AW: Though Kawara may have tried to erase his hand by making the Date Paintings so exact, I do think the concept of the artist’s hand was important to him—maybe not in the traditional way we think about it in terms of gesture and brushstrokes, but he did do everything by hand. He lettered his paintings by hand, he stamped his postcards by hand; even after the advent of computers, he still used typewriters. The making of the object and the material object, I believe, were important to him, so if not the artist’s hand, per se, perhaps it was about the artist’s participation—or presence—for Kawara.

SZ: The advent of certain technologies would have made many of Kawara’s painstaking processes much easier to complete. Can you speak a bit about Kawara’s relationship to technology—either his use or rejection of it?
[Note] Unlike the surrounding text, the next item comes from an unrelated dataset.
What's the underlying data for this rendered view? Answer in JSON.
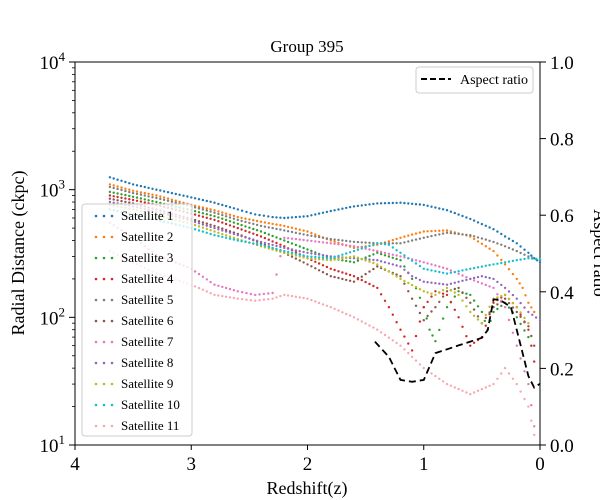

AW: Kawara kept painting long after painting had been declared “dead.” And he was using telegrams at a time when they were no longer relevant; he kept sending them until it wasn’t possible. For One Million Years, there are twelve sets of ten volumes each for both Past and Future—twenty-four total sets. The last Future ones were made through 1998, and those were still laboriously cut-and-pasted and Xeroxed, which wasn’t even necessary at that point—he could have switched to a computer. At the same time, he was using a Xerox machine in the 1960s, which was then a new technology. Because it was so new, the Manhattan company where Kawara Xeroxed his work couldn’t guarantee that their ink would last beyond fifty years. So Kawara initialed the back of each page, because he knew the graphite would last. If technology failed, his mark would still remain. So maybe his relationship with technology was more conflicted than we often realize.

SZ: The On Kawara Twitterbot (@On_Kawara) has been tweeting “I AM STILL ALIVE” every day since January 2009, and has continued uninterrupted since the artist’s death. What do you think about this project?

AW: Kawara knew it existed and didn’t put a stop to it. When he died, people were confused because they thought it was Kawara himself who was still tweeting. And odd as it might sound, I think he may have been amused by this. Kawara didn’t have a social media presence. We never received an email from him. There are a lot of artists that make art based on Kawara’s or make work based on where Kawara’s work has led them—this seems similar to me.

SZ: What was the highlight of putting together this show for you?

AW: Often, in art history, I’ve felt weighed down by previous interpretations, or things artists have said about their work, so it was liberating in this case to work with an artist who was such a cipher. Kawara was a game player—he was always playing games with his work, with the world, with us. In working on this show I, too, got to play the game, to work on the riddle, to put together the pieces of the puzzle, and the possibilities for interpretation are endless. There is so much more work to be done with Kawara; though the exhibition may have come to mark the closing of Kawara’s life, it also inaugurates a new phase in the interpretation of his art, and provides the materials for people to begin that work.